The name Bathsheba comes from the biblical character, mother of King Solomon, but more generally known as the ‘seducer’ of King David. Like Tess of the D’Urbervilles the sexual purity of the main character is of paramount importance to the novel. And, like Tess of the D’Urbervilles, to our modern eyes the punishment inflicted on her for transgressions from the norm are excessive. While I understand that Hardy wants to draw attention to a social problem, it grates, perhaps because Hardy is just a bit heavy handed. Early in the novel, on a thoughtless whim, Bathsheba sends a valentine to Boldwood as a joke. This awakens an obsessive, frankly stalkerish, side in the previously respectable farmer. Throughout the rest of the novel Bathsheba is under pressure to agree to marry him, because she led him on to believe she had feelings for him. Despite repeatedly making it clear to him she does not love him, and that this takes place over years, not weeks or months, Bathsheba is unable to jilt Boldwood. Disturbingly she clearly thinks that it is her fault, and that she in someway owes it to Boldwood to submit to marriage to him. Instead she marries Troy, an unhappy choice for which Bathsheba suffers greatly. Troy is also in love with a poor young maid, whom he has already seduced and jilted, as he cannot marry her for lack of money. Punished for her lustful actions, Bathsheba ends up alone; but don’t worry, there is still the dependable Gabriel Oak lurking around the farm, and the possibility of a somewhat happy ending.
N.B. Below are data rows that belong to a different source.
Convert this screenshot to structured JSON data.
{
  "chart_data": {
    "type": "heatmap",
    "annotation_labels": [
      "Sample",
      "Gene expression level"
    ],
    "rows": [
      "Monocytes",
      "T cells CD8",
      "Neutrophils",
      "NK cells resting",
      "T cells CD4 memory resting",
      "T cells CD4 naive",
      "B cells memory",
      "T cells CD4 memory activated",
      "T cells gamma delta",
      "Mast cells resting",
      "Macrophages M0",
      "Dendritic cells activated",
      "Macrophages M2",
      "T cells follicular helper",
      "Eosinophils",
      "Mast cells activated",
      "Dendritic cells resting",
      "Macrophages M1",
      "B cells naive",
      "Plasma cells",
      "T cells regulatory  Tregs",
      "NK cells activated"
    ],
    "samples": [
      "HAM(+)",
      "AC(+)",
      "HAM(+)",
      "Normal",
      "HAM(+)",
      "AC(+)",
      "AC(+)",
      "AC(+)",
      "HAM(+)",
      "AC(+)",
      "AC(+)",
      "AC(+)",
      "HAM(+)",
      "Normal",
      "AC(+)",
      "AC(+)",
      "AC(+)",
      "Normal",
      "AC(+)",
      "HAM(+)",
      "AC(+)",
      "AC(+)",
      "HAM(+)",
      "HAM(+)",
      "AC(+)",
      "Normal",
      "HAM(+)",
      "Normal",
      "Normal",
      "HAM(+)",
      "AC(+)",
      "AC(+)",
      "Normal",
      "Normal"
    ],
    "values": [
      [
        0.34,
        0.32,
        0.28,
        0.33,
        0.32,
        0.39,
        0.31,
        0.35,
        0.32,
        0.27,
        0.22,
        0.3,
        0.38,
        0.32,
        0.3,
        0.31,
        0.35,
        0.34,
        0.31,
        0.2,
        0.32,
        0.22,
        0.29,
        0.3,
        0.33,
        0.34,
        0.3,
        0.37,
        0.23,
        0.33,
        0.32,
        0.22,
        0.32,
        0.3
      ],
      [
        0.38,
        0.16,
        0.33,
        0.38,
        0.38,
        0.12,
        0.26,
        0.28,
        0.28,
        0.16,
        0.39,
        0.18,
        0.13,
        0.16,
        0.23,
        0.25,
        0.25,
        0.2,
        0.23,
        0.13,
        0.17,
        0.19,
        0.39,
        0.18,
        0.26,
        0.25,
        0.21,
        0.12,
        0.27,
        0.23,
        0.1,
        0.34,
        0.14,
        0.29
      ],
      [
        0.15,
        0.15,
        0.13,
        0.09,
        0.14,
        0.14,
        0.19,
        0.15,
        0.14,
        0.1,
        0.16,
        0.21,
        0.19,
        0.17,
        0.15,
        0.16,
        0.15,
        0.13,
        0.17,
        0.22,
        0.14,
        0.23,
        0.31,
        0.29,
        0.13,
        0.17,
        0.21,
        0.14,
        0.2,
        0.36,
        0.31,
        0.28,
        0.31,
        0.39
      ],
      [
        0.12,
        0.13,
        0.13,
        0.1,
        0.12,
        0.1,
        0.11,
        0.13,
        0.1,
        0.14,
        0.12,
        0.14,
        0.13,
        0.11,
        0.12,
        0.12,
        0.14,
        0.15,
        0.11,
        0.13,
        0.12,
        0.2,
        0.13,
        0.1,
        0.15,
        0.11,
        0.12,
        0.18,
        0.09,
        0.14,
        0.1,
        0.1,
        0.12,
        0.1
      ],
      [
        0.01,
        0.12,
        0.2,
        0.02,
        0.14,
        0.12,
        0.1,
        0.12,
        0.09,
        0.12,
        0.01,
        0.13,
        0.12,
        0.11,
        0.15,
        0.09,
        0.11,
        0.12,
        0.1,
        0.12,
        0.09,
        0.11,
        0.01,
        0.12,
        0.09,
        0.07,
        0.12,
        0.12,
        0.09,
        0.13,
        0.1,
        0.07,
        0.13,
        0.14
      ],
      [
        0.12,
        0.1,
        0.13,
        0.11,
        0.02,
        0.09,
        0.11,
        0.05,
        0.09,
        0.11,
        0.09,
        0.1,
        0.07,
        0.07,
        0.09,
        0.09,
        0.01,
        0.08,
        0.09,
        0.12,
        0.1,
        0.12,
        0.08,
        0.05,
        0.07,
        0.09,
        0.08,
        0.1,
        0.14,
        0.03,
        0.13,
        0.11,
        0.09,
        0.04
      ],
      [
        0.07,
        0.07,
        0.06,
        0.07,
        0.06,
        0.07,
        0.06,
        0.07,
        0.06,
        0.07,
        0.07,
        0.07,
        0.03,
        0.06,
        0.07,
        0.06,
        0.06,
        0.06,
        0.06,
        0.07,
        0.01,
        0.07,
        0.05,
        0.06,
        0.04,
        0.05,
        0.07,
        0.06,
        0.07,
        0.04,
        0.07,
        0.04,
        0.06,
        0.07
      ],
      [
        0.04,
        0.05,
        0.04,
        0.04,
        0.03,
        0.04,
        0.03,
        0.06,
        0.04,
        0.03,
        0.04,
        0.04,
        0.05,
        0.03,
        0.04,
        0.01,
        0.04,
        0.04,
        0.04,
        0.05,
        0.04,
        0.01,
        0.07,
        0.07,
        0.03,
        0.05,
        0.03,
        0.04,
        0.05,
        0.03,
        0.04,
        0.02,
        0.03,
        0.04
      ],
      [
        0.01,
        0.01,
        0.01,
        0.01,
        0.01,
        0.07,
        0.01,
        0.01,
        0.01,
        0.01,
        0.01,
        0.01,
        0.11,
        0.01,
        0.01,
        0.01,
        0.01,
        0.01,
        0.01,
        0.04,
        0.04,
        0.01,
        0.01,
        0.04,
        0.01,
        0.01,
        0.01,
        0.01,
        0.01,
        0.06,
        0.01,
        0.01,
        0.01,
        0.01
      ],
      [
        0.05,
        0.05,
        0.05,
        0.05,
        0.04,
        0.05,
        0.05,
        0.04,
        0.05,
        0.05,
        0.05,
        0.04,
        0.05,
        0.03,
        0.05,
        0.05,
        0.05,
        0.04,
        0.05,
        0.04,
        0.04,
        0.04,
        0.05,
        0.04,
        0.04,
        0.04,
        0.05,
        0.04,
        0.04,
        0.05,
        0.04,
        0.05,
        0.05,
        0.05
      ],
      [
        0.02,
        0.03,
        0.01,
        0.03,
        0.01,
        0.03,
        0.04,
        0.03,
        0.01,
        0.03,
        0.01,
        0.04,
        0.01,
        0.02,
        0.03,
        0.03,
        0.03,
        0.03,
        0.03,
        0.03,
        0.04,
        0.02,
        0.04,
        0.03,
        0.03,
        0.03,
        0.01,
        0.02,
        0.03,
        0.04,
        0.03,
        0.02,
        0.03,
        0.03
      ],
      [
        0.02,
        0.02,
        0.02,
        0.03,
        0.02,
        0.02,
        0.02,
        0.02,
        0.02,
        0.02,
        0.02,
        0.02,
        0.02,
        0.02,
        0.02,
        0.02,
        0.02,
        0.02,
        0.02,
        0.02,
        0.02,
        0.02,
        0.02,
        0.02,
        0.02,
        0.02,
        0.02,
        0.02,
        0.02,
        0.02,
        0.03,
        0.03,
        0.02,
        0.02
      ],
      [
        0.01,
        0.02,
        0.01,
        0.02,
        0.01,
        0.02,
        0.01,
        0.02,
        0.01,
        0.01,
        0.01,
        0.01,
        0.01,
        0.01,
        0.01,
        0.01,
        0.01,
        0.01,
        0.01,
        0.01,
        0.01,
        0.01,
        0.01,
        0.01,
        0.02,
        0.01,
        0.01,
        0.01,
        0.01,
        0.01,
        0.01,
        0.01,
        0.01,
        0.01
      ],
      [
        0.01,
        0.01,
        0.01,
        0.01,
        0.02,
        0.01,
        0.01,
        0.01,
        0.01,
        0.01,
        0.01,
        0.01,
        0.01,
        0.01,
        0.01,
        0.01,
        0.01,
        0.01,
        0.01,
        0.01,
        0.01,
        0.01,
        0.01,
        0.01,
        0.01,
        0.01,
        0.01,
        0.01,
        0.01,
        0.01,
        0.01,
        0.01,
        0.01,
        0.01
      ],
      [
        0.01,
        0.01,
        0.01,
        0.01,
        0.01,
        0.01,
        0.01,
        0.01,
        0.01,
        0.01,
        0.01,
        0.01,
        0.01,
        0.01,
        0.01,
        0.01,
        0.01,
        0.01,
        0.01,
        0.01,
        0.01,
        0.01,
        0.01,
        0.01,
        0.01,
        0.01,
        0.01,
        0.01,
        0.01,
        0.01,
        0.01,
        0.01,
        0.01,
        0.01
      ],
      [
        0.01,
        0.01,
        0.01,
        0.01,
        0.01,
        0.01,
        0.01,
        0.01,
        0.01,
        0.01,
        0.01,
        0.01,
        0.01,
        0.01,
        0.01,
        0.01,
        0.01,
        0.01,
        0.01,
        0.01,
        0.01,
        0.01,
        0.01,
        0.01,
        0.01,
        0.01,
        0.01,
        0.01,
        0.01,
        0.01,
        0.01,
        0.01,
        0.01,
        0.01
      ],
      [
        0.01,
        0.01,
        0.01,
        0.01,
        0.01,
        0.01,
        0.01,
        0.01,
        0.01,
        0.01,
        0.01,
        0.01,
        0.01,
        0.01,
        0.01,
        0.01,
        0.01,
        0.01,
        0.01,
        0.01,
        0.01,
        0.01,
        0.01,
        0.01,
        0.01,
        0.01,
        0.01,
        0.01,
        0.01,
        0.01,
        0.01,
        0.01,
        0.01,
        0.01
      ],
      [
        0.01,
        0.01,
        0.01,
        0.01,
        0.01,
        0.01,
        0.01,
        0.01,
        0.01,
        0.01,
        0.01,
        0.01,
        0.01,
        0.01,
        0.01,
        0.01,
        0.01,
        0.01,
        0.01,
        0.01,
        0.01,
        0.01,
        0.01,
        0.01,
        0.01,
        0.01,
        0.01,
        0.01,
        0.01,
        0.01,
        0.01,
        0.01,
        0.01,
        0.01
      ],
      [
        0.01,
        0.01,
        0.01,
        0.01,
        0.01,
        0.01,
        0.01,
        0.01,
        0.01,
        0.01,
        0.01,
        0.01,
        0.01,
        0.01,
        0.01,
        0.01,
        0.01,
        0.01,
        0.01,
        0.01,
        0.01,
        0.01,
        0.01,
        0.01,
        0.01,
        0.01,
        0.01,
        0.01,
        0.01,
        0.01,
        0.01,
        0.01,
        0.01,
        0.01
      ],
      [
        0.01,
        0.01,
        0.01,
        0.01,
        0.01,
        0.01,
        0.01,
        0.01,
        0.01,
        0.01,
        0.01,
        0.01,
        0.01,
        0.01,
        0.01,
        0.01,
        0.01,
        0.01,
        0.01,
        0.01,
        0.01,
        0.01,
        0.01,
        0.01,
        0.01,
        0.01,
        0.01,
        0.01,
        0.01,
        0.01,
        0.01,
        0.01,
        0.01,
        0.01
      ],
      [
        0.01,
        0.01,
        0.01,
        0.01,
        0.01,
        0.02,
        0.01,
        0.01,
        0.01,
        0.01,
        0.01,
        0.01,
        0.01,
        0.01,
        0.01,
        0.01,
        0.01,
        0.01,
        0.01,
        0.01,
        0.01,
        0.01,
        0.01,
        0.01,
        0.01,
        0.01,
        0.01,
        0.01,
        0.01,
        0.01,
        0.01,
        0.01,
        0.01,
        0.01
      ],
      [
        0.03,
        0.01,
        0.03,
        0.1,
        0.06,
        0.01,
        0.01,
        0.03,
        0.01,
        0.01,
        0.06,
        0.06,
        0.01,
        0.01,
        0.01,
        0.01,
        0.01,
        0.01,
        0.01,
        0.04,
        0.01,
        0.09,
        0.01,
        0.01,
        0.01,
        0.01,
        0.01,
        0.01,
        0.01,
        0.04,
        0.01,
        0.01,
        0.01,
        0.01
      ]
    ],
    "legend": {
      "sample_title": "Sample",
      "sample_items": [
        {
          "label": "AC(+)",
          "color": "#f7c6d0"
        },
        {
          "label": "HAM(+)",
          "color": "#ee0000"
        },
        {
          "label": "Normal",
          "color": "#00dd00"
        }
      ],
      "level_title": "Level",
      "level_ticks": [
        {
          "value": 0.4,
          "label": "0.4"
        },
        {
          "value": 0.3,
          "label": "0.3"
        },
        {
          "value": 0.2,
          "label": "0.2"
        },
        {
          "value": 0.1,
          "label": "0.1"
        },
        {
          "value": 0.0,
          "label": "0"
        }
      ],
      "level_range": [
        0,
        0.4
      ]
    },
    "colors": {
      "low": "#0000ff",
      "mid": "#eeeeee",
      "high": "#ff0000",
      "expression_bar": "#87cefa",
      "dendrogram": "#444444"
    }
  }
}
Far From the Madding Crowd is not a miserable novel as some of the above might suggest. The minor characters, especially the labourers, provide plenty of light relief without being patronising portrayals of the poor. The book brings to life this village, and a way of life very different to what we know now. Still, for all the pastoral realism, Hardy’s writing is, for me at least, the epitome of Victorian melodrama. The ending of this novel relies on events that would leave a soap opera writer happy. There is also something about the strictly formalised relations between the sexes at the time that seems to create unhealthy romantic entanglements. One wonders if half the problems in the novel could be solved if Bathsheba and Boldwood went out on a date one evening and were able to discover if they, you know, liked each other. Since this wasn’t the way of the world, Victorian literature seems full of ill-suited marriages. The passions invoked seem disproportionate to true appreciation of the others character. The relationship between Oak and Bathsheba is treated with a sincerity that implies Hardy recognises what a healthy relationship might look like. But the fact that Oak falls so steadfastly in love with a woman he cannot spend any meaningful time with is perhaps a bit pathetic, and a blight on an otherwise, comparatively, well rounded character.

Hardy’s novels may be a bit melodramatic at times for my taste, but he does lack the slightly purple prose that so often puts people off other Victorian writers. His evocation of time and place is strong, and the language of his books reflect this; notes are probably necessary as modern readers are unlikely to understand the rural terminology widely used in this novel. It is an enjoyable book, but at times silly enough that it was hard to really feel engrossed in the story. As for society’s need to punish women for lustful feelings? Thank god for feminism.